Lemalar | Yirmibeşinci Lema | 211
(205-221)

Eğer teslimiyetle, rıza ile, hastalığın hikmetini düşünmekle o merak gitse, o maddî hastalığın mühim bir kökü kesilir, hafifleşir, kısmen gider. Husûsan evhamla bir dirhem maddî hastalık, ba’zan merak vâsıtasiyle on dirhem kadar büyür. Merak kesilmesiyle, o hastalığın onda dokuzu gider. Merak, hastalığı ziyade ettiği gibi, hikmet-i İlâhîyyeyi ittiham ve rahmet-i İlâhîyyeyi tenkid ve Hâlik-ı Rahîminden şekva hükmünde olduğu için, aks-i maksadiyle tokat yer, hastalığını ziyadeleştirir. Evet, nasılki şükür ni’meti ziyadeleştirir.. öyle de şekva; hastalığı, musîbeti tezyid eder. Hem merakın kendisi de bir hastalıktır. Onun ilacı, hastalığın hikmetini bilmektir. Mâdem hikmetini, faidesini bildin; o merhemi meraka sür kurtul. Ah yerine oh de, vâesefâ yerine “Elhamdülillâhi Alâ Külli Hal” söyle.
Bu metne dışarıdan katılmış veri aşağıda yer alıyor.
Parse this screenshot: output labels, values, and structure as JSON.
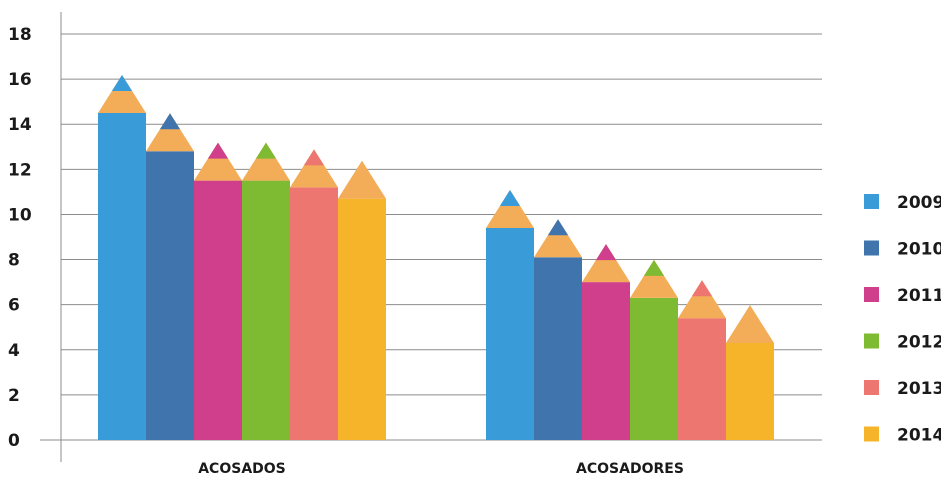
{
  "chart_data": {
    "type": "bar",
    "title": "",
    "xlabel": "",
    "ylabel": "",
    "ylim": [
      0,
      18
    ],
    "yticks": [
      0,
      2,
      4,
      6,
      8,
      10,
      12,
      14,
      16,
      18
    ],
    "grid": true,
    "legend_position": "right",
    "categories": [
      "ACOSADOS",
      "ACOSADORES"
    ],
    "series": [
      {
        "name": "2009",
        "color": "#3a9bd9",
        "values": [
          14.5,
          9.4
        ]
      },
      {
        "name": "2010",
        "color": "#3f74ac",
        "values": [
          12.8,
          8.1
        ]
      },
      {
        "name": "2011",
        "color": "#cf3f8c",
        "values": [
          11.5,
          7.0
        ]
      },
      {
        "name": "2012",
        "color": "#7fbb32",
        "values": [
          11.5,
          6.3
        ]
      },
      {
        "name": "2013",
        "color": "#ee7670",
        "values": [
          11.2,
          5.4
        ]
      },
      {
        "name": "2014",
        "color": "#f6b42b",
        "values": [
          10.7,
          4.3
        ]
      }
    ],
    "tip_color": "#f3ad58"
  }
}
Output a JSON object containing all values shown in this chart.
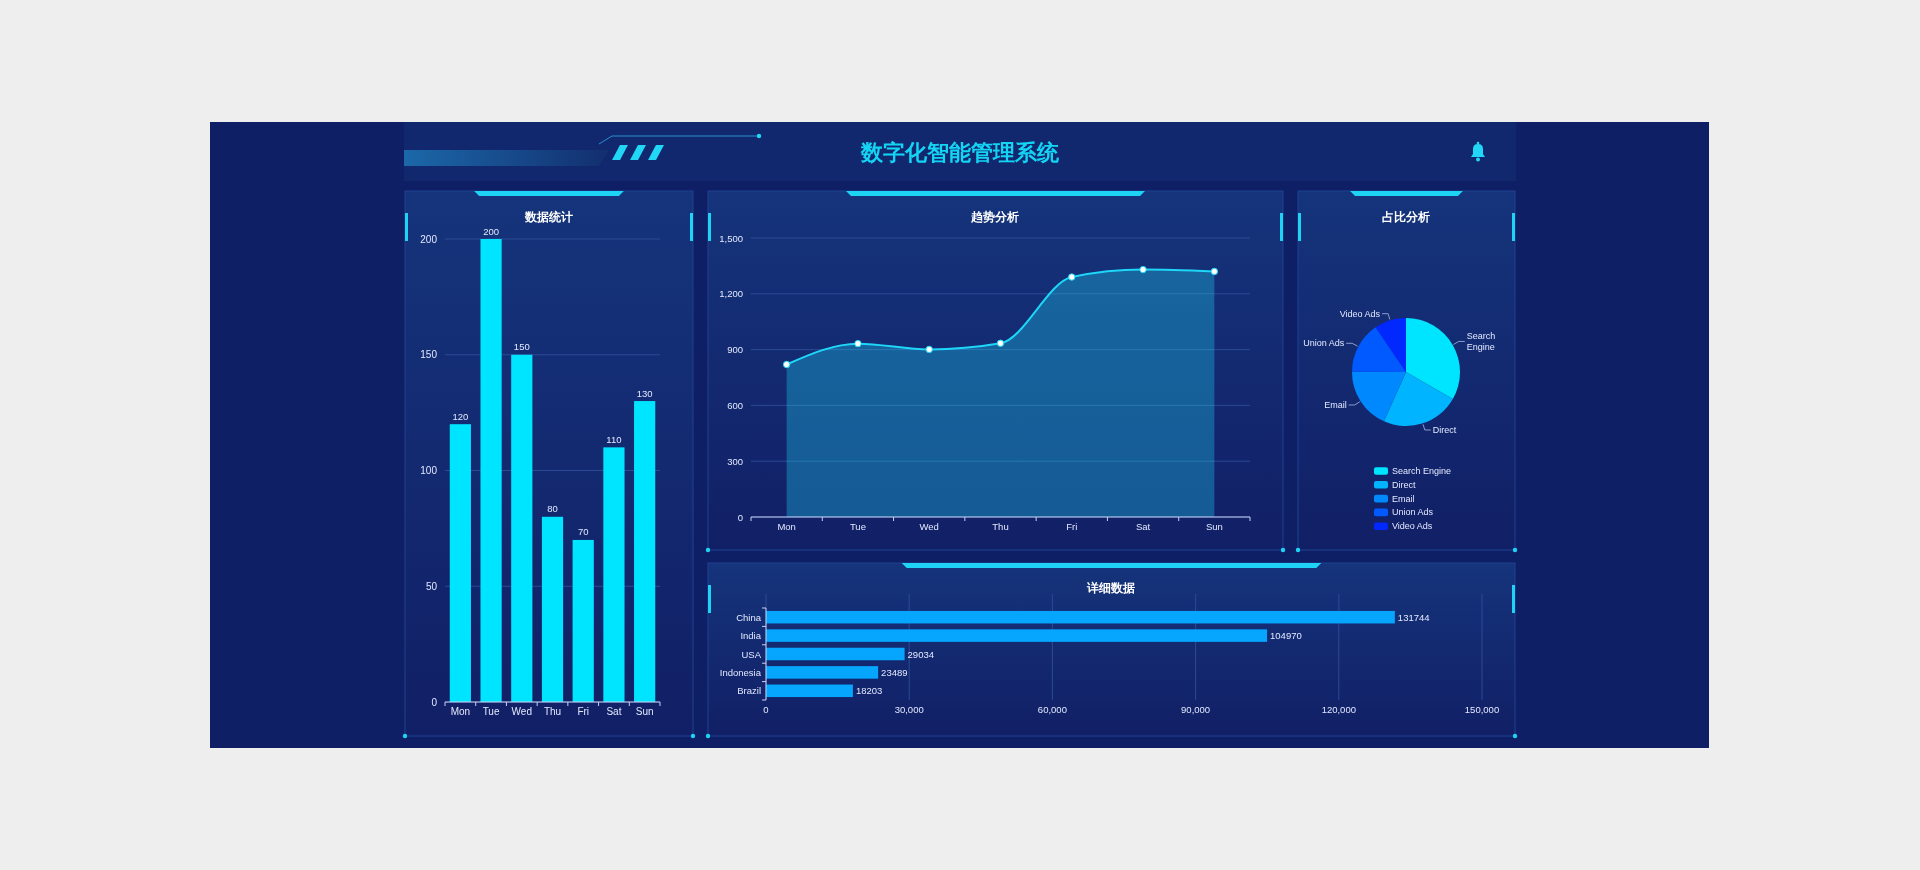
{
  "chart_data": [
    {
      "type": "other",
      "title": "数字化智能管理系统"
    },
    {
      "type": "bar",
      "title": "数据统计",
      "categories": [
        "Mon",
        "Tue",
        "Wed",
        "Thu",
        "Fri",
        "Sat",
        "Sun"
      ],
      "values": [
        120,
        200,
        150,
        80,
        70,
        110,
        130
      ],
      "color": "#00e5ff",
      "ylim": [
        0,
        200
      ],
      "yticks": [
        0,
        50,
        100,
        150,
        200
      ],
      "grid": "y",
      "data_labels": true
    },
    {
      "type": "area",
      "title": "趋势分析",
      "categories": [
        "Mon",
        "Tue",
        "Wed",
        "Thu",
        "Fri",
        "Sat",
        "Sun"
      ],
      "values": [
        820,
        932,
        901,
        934,
        1290,
        1330,
        1320
      ],
      "color": "#1ed6f7",
      "ylim": [
        0,
        1500
      ],
      "yticks": [
        0,
        300,
        600,
        900,
        {
          "value": 1200,
          "label": "1,200"
        },
        {
          "value": 1500,
          "label": "1,500"
        }
      ],
      "grid": "y",
      "marker": "circle"
    },
    {
      "type": "pie",
      "title": "占比分析",
      "categories": [
        "Search Engine",
        "Direct",
        "Email",
        "Union Ads",
        "Video Ads"
      ],
      "values": [
        33.3,
        23.4,
        18.4,
        15.4,
        9.5
      ],
      "colors": [
        "#00e5ff",
        "#00b4ff",
        "#0088ff",
        "#005aff",
        "#0028ff"
      ],
      "legend": "bottom"
    },
    {
      "type": "bar",
      "orientation": "horizontal",
      "title": "详细数据",
      "categories": [
        "China",
        "India",
        "USA",
        "Indonesia",
        "Brazil"
      ],
      "values": [
        131744,
        104970,
        29034,
        23489,
        18203
      ],
      "color": "#06a6ff",
      "xlim": [
        0,
        150000
      ],
      "xticks": [
        0,
        {
          "value": 30000,
          "label": "30,000"
        },
        {
          "value": 60000,
          "label": "60,000"
        },
        {
          "value": 90000,
          "label": "90,000"
        },
        {
          "value": 120000,
          "label": "120,000"
        },
        {
          "value": 150000,
          "label": "150,000"
        }
      ],
      "grid": "x",
      "data_labels": true
    }
  ]
}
ON BİRİNCİ DEVA: Ey sabırsız hasta kardeş! Hastalık, hazır bir elemi sana vermekle beraber.. evvelki hastalığından bugüne kadar o hastalığın zevalindeki bir lezzet-i ma’nevîye ve sevabındaki bir lezzet-i ruhiye veriyor. Bu günden, belki bu saatten sonraki zamanda hastalık yok, elbette yoktan elem yok; elem olmazsa teessür olamaz... Sen yanlış bir sûrette tevehhüm ettiğin için sabırsızlık geliyor. Çünkü, bugünden evvel bütün hastalık zamanının maddisi gitmekle, elemi de beraber gitmiş; kendindeki sevabı ve zevâlindeki lezzet kalmış. Sana kâr ve sürur vermek lâzım gelirken, onları düşünüp müteellim olmak ve sabırsızlık etmek divâneliktir. Gelecek günler daha gelmemişler... onları şimdiden düşünüp, yok bir günde, yok olan bir hastalıktan, yok olan bir elemden tevehhüm ile düşünüp müteellim olmak, sabırsızlık göstermekle, üç mertebe yok yoğa vücûd rengi vermek, divânelik değil de nedir? Mâdem bu saatten evvelki hastalık zamanları ise sürur veriyor. Ve mâdem, yine bu saatten sonraki zaman ma’dûm, hastalık ma’dûm, elem ma’dûmdur. Sen, Cenâb-ı Hakk’ın sana verdiği bütün sabır kuvvetini böyle sağa sola dağıtma; bu saatteki eleme karşı tahşid et; “YA SABÛR!” de, dayan.

ON İKİNCİ DEVA: Ey hastalık sebebiyle ibâdet ve evradından mahrum kalan ve o mahrumiyetten teessüf eden hasta! Bil ki: Hadisce sabittir ki; “müttakî bir mü’min, hastalık sebebiyle yapamadığı dâimi virdinin sevabını, hastalık zamanında yine kazanır.” Farzı, mümkün olduğu kadar yerine getiren bir hasta, sabır ve tevekkül ile ve farzlarını yerine getirmekle o ağır hastalık zamanında sâir sünnetlerin yerini, hem hâlis bir sûrette, hastalık tutar. Hem hastalık, insandaki aczini, zaafını ihsas eder. O aczin lîsaniyle ve zaafın diliyle halen ve kalen bir duâ ettirir. Cenâb-ı Hak, insana hadsiz bir acz ve nihayetsiz bir zaaf vermiş.. tâ ki dâimi bir sûrette dergâh-ı İlâhîyeye iltica edip niyaz etsin, duâ etsin.